Lately, Dutch artist Mark Manders has been constructing large, figurative bronzes that look like they’re composed of cracked clay, a trompe l’oeil method that continues in his public art piece, Tilted Head. A massive rendering of the eponymous subject who appears to have been cut in half and shored up with planks, it’s the Public Art Fund’s latest commission for Central Park’s Doris C. Freedman Plaza (60th Street and Fifth Avenue). With its eyes closed as if it were sleeping, dreaming of the green space just beyond, Tilted Head’s poetic quality speaks to Mander’s original ambition to be a writer, though he started creating art at age 18. Since then, he has become internationally renowned, representing Holland at the 2013 Venice Biennale, among other triumphs. Recently, he spoke with us by phone about his work and how the world could do just fine without it.

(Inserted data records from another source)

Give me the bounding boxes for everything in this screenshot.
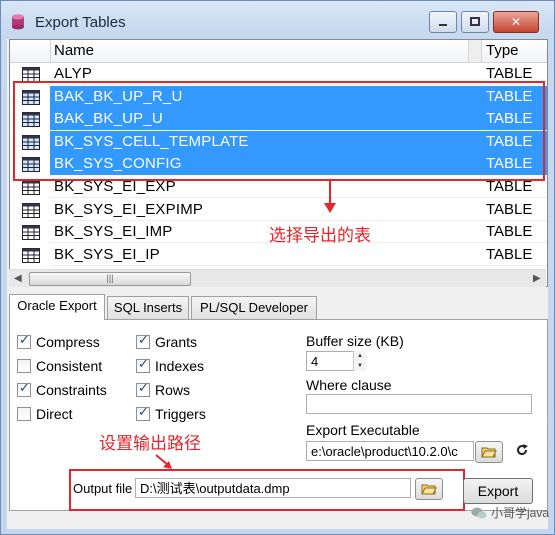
where-clause-input[interactable] [306,394,532,414]
column-header-type[interactable]: Type [486,42,519,59]
rows-checkbox[interactable]: ✓ Rows [136,380,190,398]
table-row[interactable]: BK_SYS_EI_EXPIMP TABLE [10,199,547,221]
watermark: 小哥学java [471,504,549,521]
browse-executable-button[interactable] [475,441,503,463]
tab-oracle-export[interactable]: Oracle Export [9,294,105,320]
minimize-icon [439,24,447,26]
buffer-size-label: Buffer size (KB) [306,333,404,349]
export-tables-window: Export Tables ✕ Name Type ALYP TABLE BAK_B… [0,0,555,535]
indexes-checkbox[interactable]: ✓ Indexes [136,356,204,374]
table-type: TABLE [486,245,533,263]
table-name: BK_SYS_EI_IMP [54,223,173,241]
table-grid-icon [22,67,40,82]
where-clause-label: Where clause [306,377,392,393]
close-icon: ✕ [510,15,522,29]
table-type: TABLE [486,200,533,218]
annotation-set-output-path: 设置输出路径 [99,434,201,453]
selection-highlight-box [13,81,545,181]
title-bar[interactable]: Export Tables ✕ [1,1,554,39]
annotation-select-tables: 选择导出的表 [269,226,371,245]
table-name: BK_SYS_EI_EXPIMP [54,200,204,218]
scroll-right-icon[interactable]: ▶ [533,273,541,284]
constraints-checkbox[interactable]: ✓ Constraints [17,380,107,398]
close-button[interactable]: ✕ [493,11,539,33]
down-arrow-icon [324,179,336,213]
consistent-checkbox[interactable]: Consistent [17,358,102,374]
export-executable-input[interactable]: e:\oracle\product\10.2.0\c [306,441,474,461]
grants-checkbox[interactable]: ✓ Grants [136,332,197,350]
table-type: TABLE [486,223,533,241]
refresh-icon[interactable] [515,443,529,457]
table-grid-icon [22,202,40,218]
tab-plsql-developer[interactable]: PL/SQL Developer [191,296,317,319]
maximize-icon [470,17,480,26]
table-row[interactable]: BK_SYS_EI_IP TABLE [10,244,547,266]
export-executable-label: Export Executable [306,422,420,438]
scroll-left-icon[interactable]: ◀ [14,273,22,284]
buffer-size-spinner[interactable]: ▲ ▼ [353,351,366,371]
table-name: BK_SYS_EI_IP [54,245,160,263]
tab-sql-inserts[interactable]: SQL Inserts [107,296,189,319]
row-divider [50,264,547,266]
table-grid-icon [22,247,40,263]
column-splitter[interactable] [468,40,482,62]
table-grid-icon [22,225,40,241]
scrollbar-thumb[interactable]: ||| [29,272,191,286]
output-highlight-box [69,469,465,511]
folder-open-icon [481,447,497,458]
maximize-button[interactable] [461,11,489,33]
grid-header: Name Type [10,40,547,63]
window-title: Export Tables [35,14,126,31]
compress-checkbox[interactable]: ✓ Compress [17,332,100,350]
column-header-name[interactable]: Name [54,42,94,59]
table-grid-icon [22,180,40,195]
triggers-checkbox[interactable]: ✓ Triggers [136,404,206,422]
table-name: ALYP [54,65,93,82]
grid-corner [10,40,51,62]
export-button[interactable]: Export [463,478,533,504]
horizontal-scrollbar[interactable]: ◀ ||| ▶ [9,269,546,287]
wechat-icon [471,507,487,518]
table-type: TABLE [486,65,533,82]
oracle-db-icon [12,14,24,30]
minimize-button[interactable] [429,11,457,33]
direct-checkbox[interactable]: Direct [17,406,73,422]
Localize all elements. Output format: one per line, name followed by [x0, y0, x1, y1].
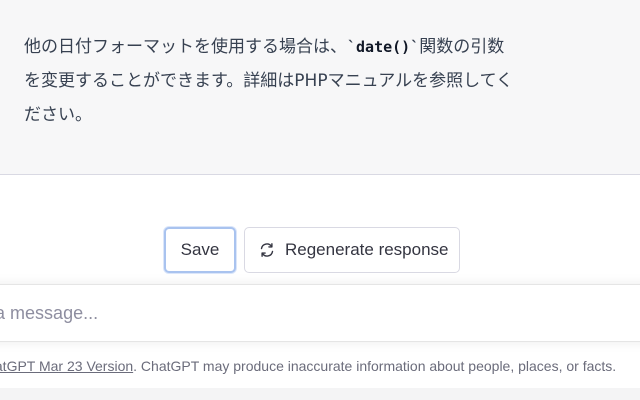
regenerate-button-label: Regenerate response	[285, 240, 449, 259]
code-backtick-open: `	[347, 38, 357, 56]
assistant-message: 他の日付フォーマットを使用する場合は、`date()`関数の引数 を変更することが…	[0, 0, 640, 175]
disclaimer-text: . ChatGPT may produce inaccurate informa…	[133, 358, 617, 374]
save-button[interactable]: Save	[164, 227, 236, 273]
answer-line1-post: 関数の引数	[419, 37, 505, 57]
footer-disclaimer: ChatGPT Mar 23 Version. ChatGPT may prod…	[0, 358, 640, 374]
refresh-icon	[259, 242, 275, 258]
message-composer	[0, 284, 640, 342]
answer-line3: ださい。	[24, 105, 92, 125]
code-backtick-close: `	[410, 38, 420, 56]
message-input[interactable]	[0, 285, 640, 341]
inline-code: date()	[356, 38, 411, 56]
answer-line1-pre: 他の日付フォーマットを使用する場合は、	[24, 37, 347, 57]
assistant-message-text: 他の日付フォーマットを使用する場合は、`date()`関数の引数 を変更することが…	[24, 30, 594, 132]
regenerate-response-button[interactable]: Regenerate response	[244, 227, 460, 273]
bottom-edge	[0, 388, 640, 400]
version-link[interactable]: ChatGPT Mar 23 Version	[0, 358, 133, 374]
save-button-label: Save	[180, 240, 220, 259]
answer-line2: を変更することができます。詳細はPHPマニュアルを参照してく	[24, 71, 514, 91]
edit-action-buttons: Save Regenerate response	[164, 227, 460, 273]
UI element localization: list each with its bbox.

Did you use a model for Tilted Head?
No, I don’t work from models. The piece isn’t about any one person. It isn’t male or female. It’s just a head.
I’ve read that you think of all your work as something you could have made at age 18. Why?

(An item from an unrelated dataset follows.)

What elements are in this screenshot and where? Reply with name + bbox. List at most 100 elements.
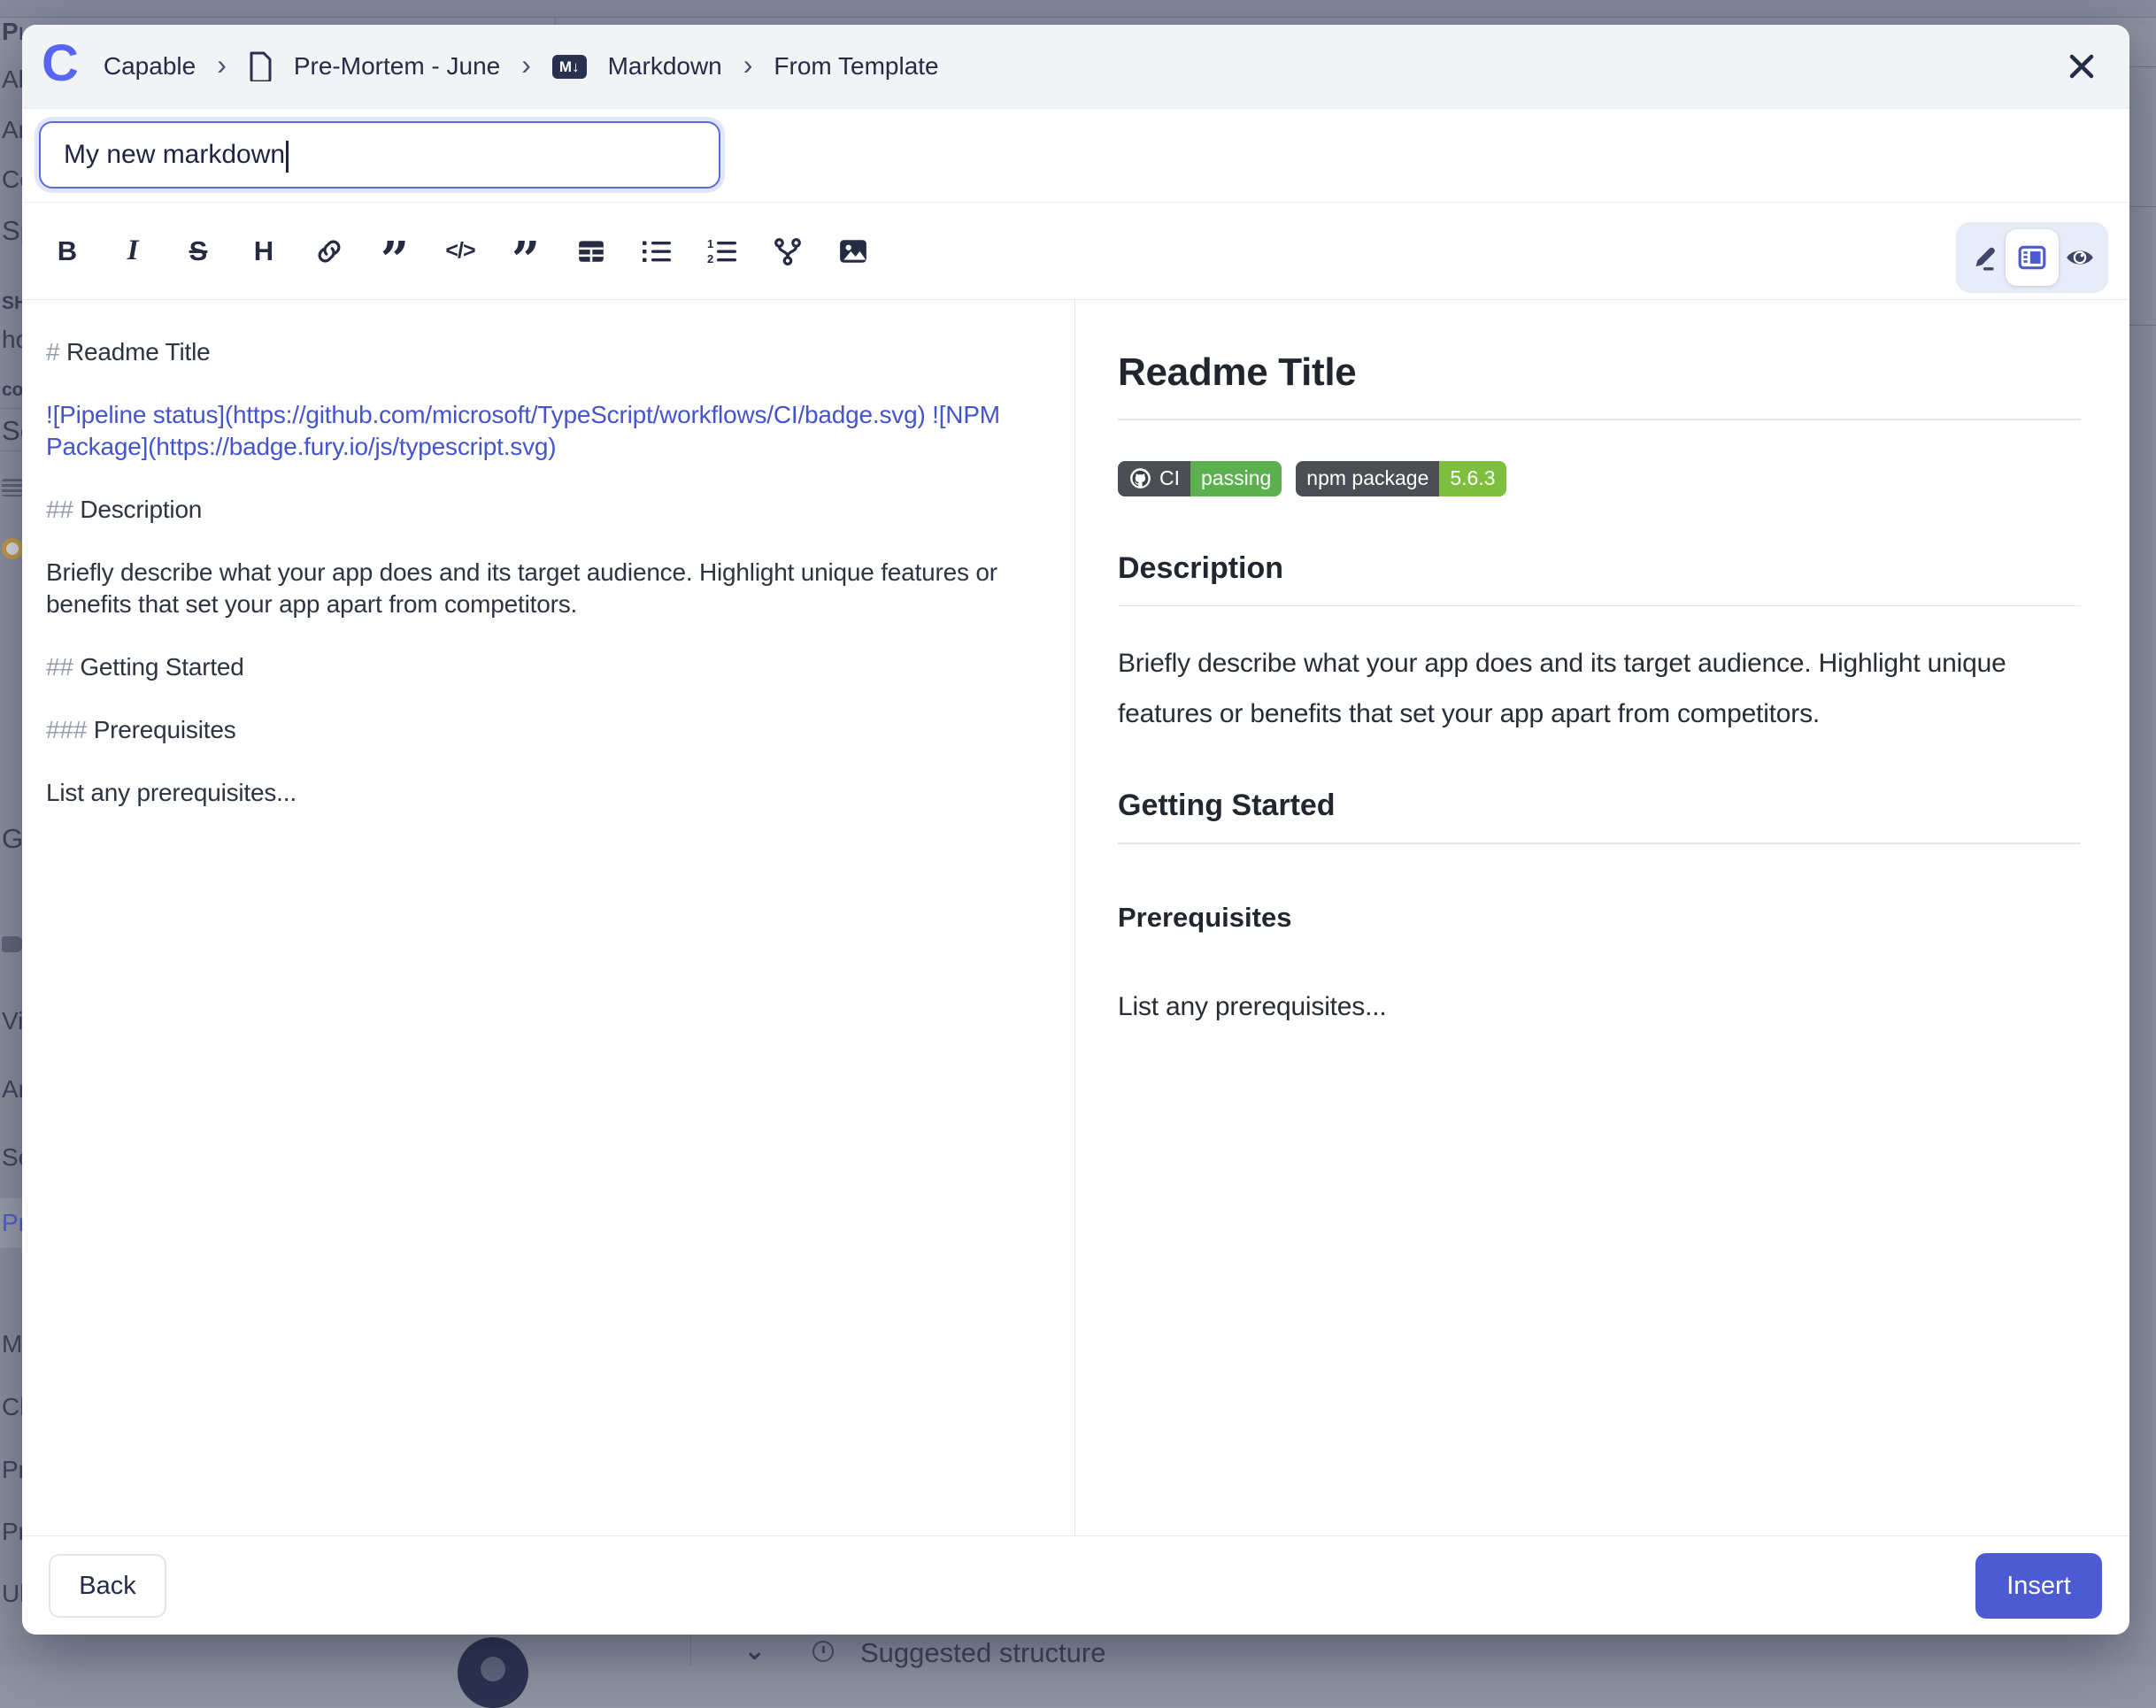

At the time, I wanted to be a writer, but I became more fascinated with objects—how they relate to language and thinking. Instead of writing with words, I started to write with objects. I wanted to create a language out of them, and I always think back to then to see if I’ve succeeded.
Rather than asking you what Tilted Head represents, what is it not about?

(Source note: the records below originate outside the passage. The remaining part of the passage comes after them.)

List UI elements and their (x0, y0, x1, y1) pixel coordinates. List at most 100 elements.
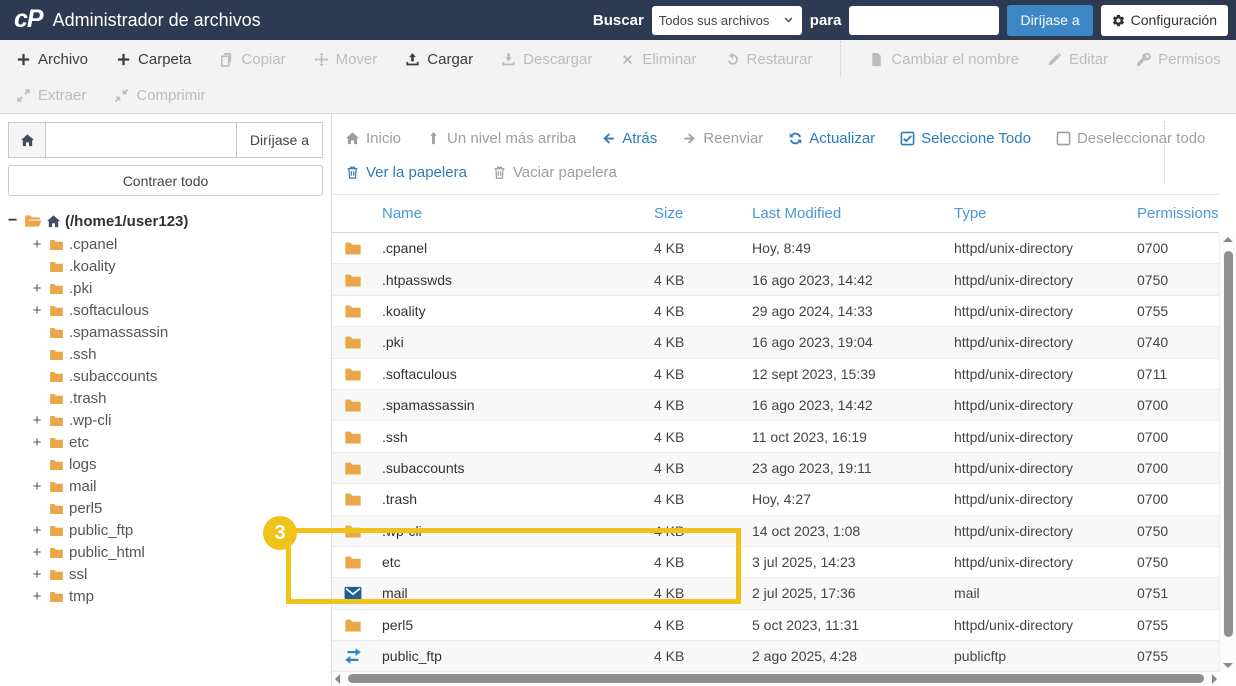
file-row-subaccounts[interactable]: .subaccounts 4 KB 23 ago 2023, 19:11 httpd/… (332, 452, 1219, 485)
expand-icon[interactable]: + (30, 302, 44, 319)
file-row-trash[interactable]: .trash 4 KB Hoy, 4:27 httpd/unix-directory 0… (332, 484, 1219, 516)
nav-vaciar-papelera[interactable]: Vaciar papelera (492, 164, 617, 181)
move-icon (314, 51, 329, 67)
file-row-perl5[interactable]: perl5 4 KB 5 oct 2023, 11:31 httpd/unix-dir… (332, 609, 1219, 642)
nav-seleccione-todo[interactable]: Seleccione Todo (900, 130, 1031, 147)
expand-icon[interactable]: + (30, 588, 44, 605)
tree-item-cpanel[interactable]: + .cpanel (0, 233, 331, 255)
toolbar-copiar[interactable]: Copiar (219, 51, 286, 68)
toolbar-mover[interactable]: Mover (314, 51, 377, 68)
tree-item-logs[interactable]: logs (0, 453, 331, 475)
toolbar-cargar[interactable]: Cargar (405, 51, 473, 68)
tree-item-public-html[interactable]: + public_html (0, 541, 331, 563)
scroll-left-arrow[interactable] (335, 674, 340, 684)
trash-icon (492, 165, 507, 180)
file-row-wp-cli[interactable]: .wp-cli 4 KB 14 oct 2023, 1:08 httpd/unix-d… (332, 515, 1219, 547)
scroll-right-arrow[interactable] (1212, 674, 1217, 684)
search-scope-select[interactable]: Todos sus archivos (651, 5, 802, 35)
expand-icon[interactable]: + (30, 478, 44, 495)
table-header: Name Size Last Modified Type Permissions (332, 194, 1219, 233)
nav-atr-s[interactable]: Atrás (601, 130, 657, 147)
nav-un-nivel-m-s-arriba[interactable]: Un nivel más arriba (426, 130, 576, 147)
scroll-down-arrow[interactable] (1223, 663, 1233, 668)
expand-icon[interactable]: + (30, 434, 44, 451)
tree-item-wp-cli[interactable]: + .wp-cli (0, 409, 331, 431)
search-label: Buscar (592, 11, 644, 29)
toolbar-extraer[interactable]: Extraer (16, 87, 86, 104)
horizontal-scroll-thumb[interactable] (348, 674, 1204, 683)
file-row-pki[interactable]: .pki 4 KB 16 ago 2023, 19:04 httpd/unix-dir… (332, 327, 1219, 359)
path-input[interactable] (46, 122, 237, 158)
file-row-spamassassin[interactable]: .spamassassin 4 KB 16 ago 2023, 14:42 httpd… (332, 389, 1219, 422)
file-row-public-ftp[interactable]: public_ftp 4 KB 2 ago 2025, 4:28 publicftp 0… (332, 641, 1219, 672)
toolbar-comprimir[interactable]: Comprimir (114, 87, 206, 104)
toolbar-editar[interactable]: Editar (1047, 51, 1108, 68)
expand-icon[interactable]: + (30, 522, 44, 539)
toolbar-permisos[interactable]: Permisos (1136, 51, 1221, 68)
gear-icon (1112, 14, 1125, 27)
tree-item-trash[interactable]: .trash (0, 387, 331, 409)
toolbar-eliminar[interactable]: Eliminar (620, 51, 697, 68)
tree-item-spamassassin[interactable]: .spamassassin (0, 321, 331, 343)
expand-icon[interactable]: + (30, 544, 44, 561)
header-go-button[interactable]: Diríjase a (1007, 4, 1093, 36)
file-row-htpasswds[interactable]: .htpasswds 4 KB 16 ago 2023, 14:42 httpd/un… (332, 264, 1219, 296)
search-input[interactable] (849, 5, 1000, 35)
tree-item-ssl[interactable]: + ssl (0, 563, 331, 585)
envelope-icon (344, 584, 362, 602)
folder-icon (344, 616, 362, 634)
tree-item-koality[interactable]: .koality (0, 255, 331, 277)
toolbar-separator (840, 41, 842, 77)
toolbar-carpeta[interactable]: Carpeta (116, 51, 191, 68)
toolbar-archivo[interactable]: Archivo (16, 51, 88, 68)
expand-icon[interactable]: + (30, 566, 44, 583)
vertical-scrollbar[interactable] (1219, 233, 1236, 672)
column-header-size[interactable]: Size (646, 205, 744, 222)
horizontal-scrollbar[interactable] (332, 672, 1220, 686)
tree-item-ssh[interactable]: .ssh (0, 343, 331, 365)
file-row-etc[interactable]: etc 4 KB 3 jul 2025, 14:23 httpd/unix-direc… (332, 546, 1219, 579)
folder-icon (344, 522, 362, 540)
column-header-permissions[interactable]: Permissions (1129, 205, 1219, 222)
tree-item-public-ftp[interactable]: + public_ftp (0, 519, 331, 541)
expand-icon[interactable]: + (30, 412, 44, 429)
tree-item-softaculous[interactable]: + .softaculous (0, 299, 331, 321)
file-row-mail[interactable]: mail 4 KB 2 jul 2025, 17:36 mail 0751 (332, 578, 1219, 610)
collapse-all-button[interactable]: Contraer todo (8, 165, 323, 196)
sidebar-go-button[interactable]: Diríjase a (236, 122, 323, 158)
expand-icon[interactable]: + (30, 236, 44, 253)
file-row-ssh[interactable]: .ssh 4 KB 11 oct 2023, 16:19 httpd/unix-dir… (332, 421, 1219, 453)
file-row-softaculous[interactable]: .softaculous 4 KB 12 sept 2023, 15:39 httpd… (332, 358, 1219, 390)
nav-reenviar[interactable]: Reenviar (682, 130, 763, 147)
tree-item-perl5[interactable]: perl5 (0, 497, 331, 519)
pencil-icon (1047, 52, 1062, 67)
expand-icon[interactable]: + (30, 280, 44, 297)
nav-actualizar[interactable]: Actualizar (788, 130, 875, 147)
file-row-koality[interactable]: .koality 4 KB 29 ago 2024, 14:33 httpd/unix… (332, 295, 1219, 328)
column-header-name[interactable]: Name (374, 205, 646, 222)
column-header-type[interactable]: Type (946, 205, 1129, 222)
nav-ver-la-papelera[interactable]: Ver la papelera (345, 164, 467, 181)
nav-inicio[interactable]: Inicio (345, 130, 401, 147)
column-header-last-modified[interactable]: Last Modified (744, 205, 946, 222)
toolbar-descargar[interactable]: Descargar (501, 51, 592, 68)
tree-item-tmp[interactable]: + tmp (0, 585, 331, 607)
folder-icon (49, 237, 64, 252)
settings-button[interactable]: Configuración (1100, 4, 1228, 36)
toolbar-restaurar[interactable]: Restaurar (725, 51, 812, 68)
home-button[interactable] (8, 122, 46, 158)
tree-item-pki[interactable]: + .pki (0, 277, 331, 299)
toolbar-cambiar-el-nombre[interactable]: Cambiar el nombre (869, 51, 1019, 68)
file-row-cpanel[interactable]: .cpanel 4 KB Hoy, 8:49 httpd/unix-directory… (332, 233, 1219, 265)
scroll-up-arrow[interactable] (1223, 237, 1233, 242)
cpanel-logo: cP (14, 4, 44, 33)
vertical-scroll-thumb[interactable] (1224, 251, 1233, 637)
tree-root-home[interactable]: − (/home1/user123) (0, 209, 331, 233)
tree-item-etc[interactable]: + etc (0, 431, 331, 453)
upload-icon (405, 52, 420, 67)
copy-icon (219, 52, 234, 67)
tree-item-mail[interactable]: + mail (0, 475, 331, 497)
nav-deseleccionar-todo[interactable]: Deseleccionar todo (1056, 130, 1205, 147)
collapse-icon[interactable]: − (8, 212, 20, 230)
tree-item-subaccounts[interactable]: .subaccounts (0, 365, 331, 387)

It’s not about the world as it is now, which is very chaotic. This piece is very peaceful. It’s a work that’s frozen in time.
How did you settle on this form for this particular spot?
I actually made many different pieces for the location, but I finally chose this one because I think of it as making one sound. It’s very simple, very clear. It holds up against the city around it.
How do you know when a piece is finished?
I imagine it standing in a supermarket—outside of the art world. It’s a test to see if it’s strong enough for the real world. If it is, it’s done.
Speaking of the real world, aren’t you making things that no one really needs?
I’m very grateful that I’m allowed to be an artist, that I can make a living and that I can make what I want when I want. But, yes, the world could get along fine without my work. But I try to make pieces that, once they’re there, they’d be missed when they’re gone.
Mark Manders’s Tilted Head is at Doris C. Freedman Plaza (publicartfund.org). Through Sept 1.